We also recognize the fact that there are some methodological weaknesses in this study. With the animal model induced by MNU, cyproterone acetate and testosterone, the incidence of prostate carcinomas was previously reported to approach 75% by approximately 52 weeks 39, and the incidence of PIN approached 40% by 20 weeks 18. We focused on the development of PIN, as it was possible to identify the chemopreventive effects or carcinogenic effects of zinc administration in an early period of malignant change, considering the multistep process and longer duration of tumorigenesis in prostate malignancy. In addition, this focus enabled us to avoid the difficulties induced by prolonged animal experimentation, mainly in the maintenance of animal survival and quality control. The limitation is that not all PIN lesions progress to prostate cancer, and PIN is not always a precursory lesion in prostate cancer. As such, it is possible that, with longer monitoring, the actual occurrence of prostate cancer may disagree with our results, which is why a longer experimental design is still needed in this field.
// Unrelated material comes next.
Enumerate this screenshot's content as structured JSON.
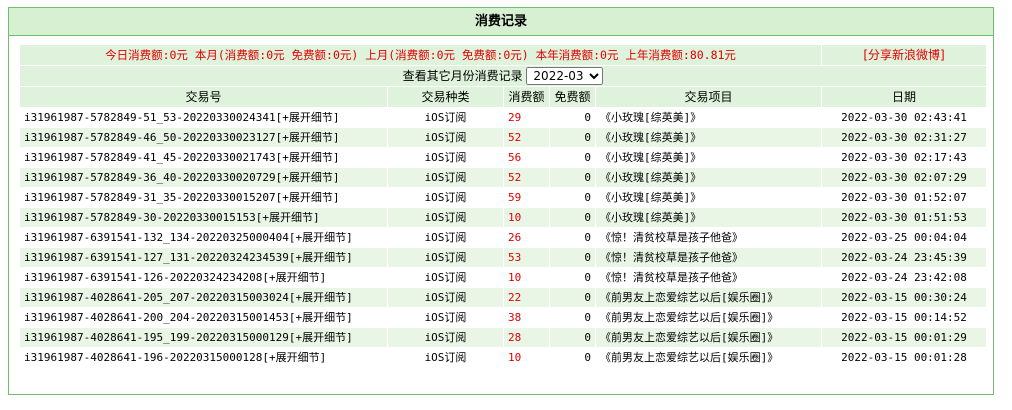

Another possible point of contention is zinc dosage. In this study, zinc was supplied as 227 mg L−1 through drinking water, as described by other researchers, mainly because of the simplicity in administration and calculation. To compensate for water consumption and body weight change for groups exposed to zinc during the course of the experiment, we supplied an average of 26.48 mg kg−1 additional zinc in the ordinary meal. This concentration is higher than that administered in other in vivo experiments, in which zinc was supplied at about 2.25–1.5 mg kg−1 40. Thus, further study with varying zinc concentrations and administration routes is necessary to clarify this variable.
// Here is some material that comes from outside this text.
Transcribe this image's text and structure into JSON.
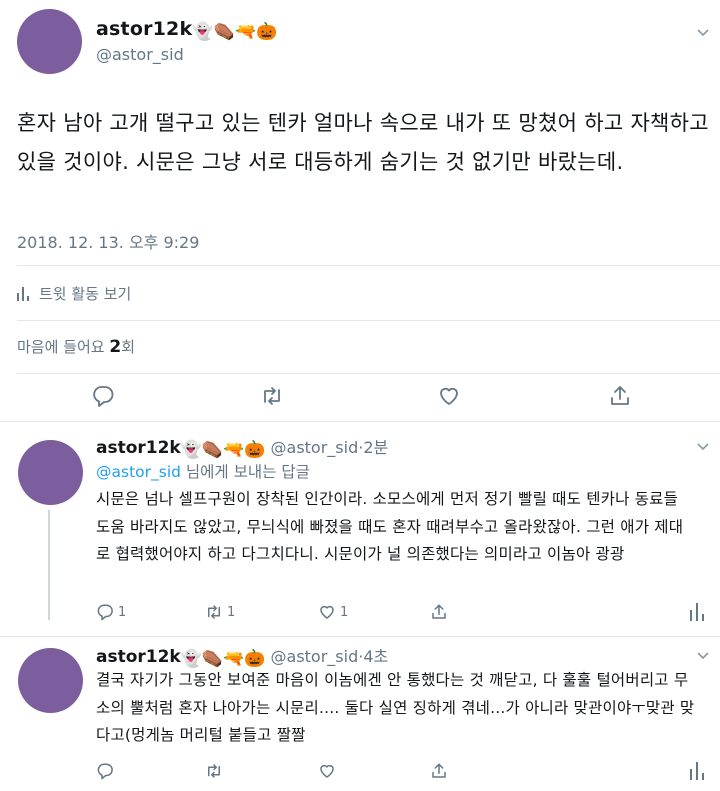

In summary, intraprostatic zinc levels decreased after tumor induction in this in vivo study. After the administration of high doses of dietary zinc with tumor induction, the intraprostatic zinc concentration increased significantly compared with levels of the control group, and the prevalence of PIN was rather increased. These results suggest potential harm in high-dose dietary zinc early in prostate malignant change. However, to adequately understand the role of dietary zinc in the development of prostate cancer, longer studies to induce adenocarcinoma with various doses of dietary zinc should be conducted.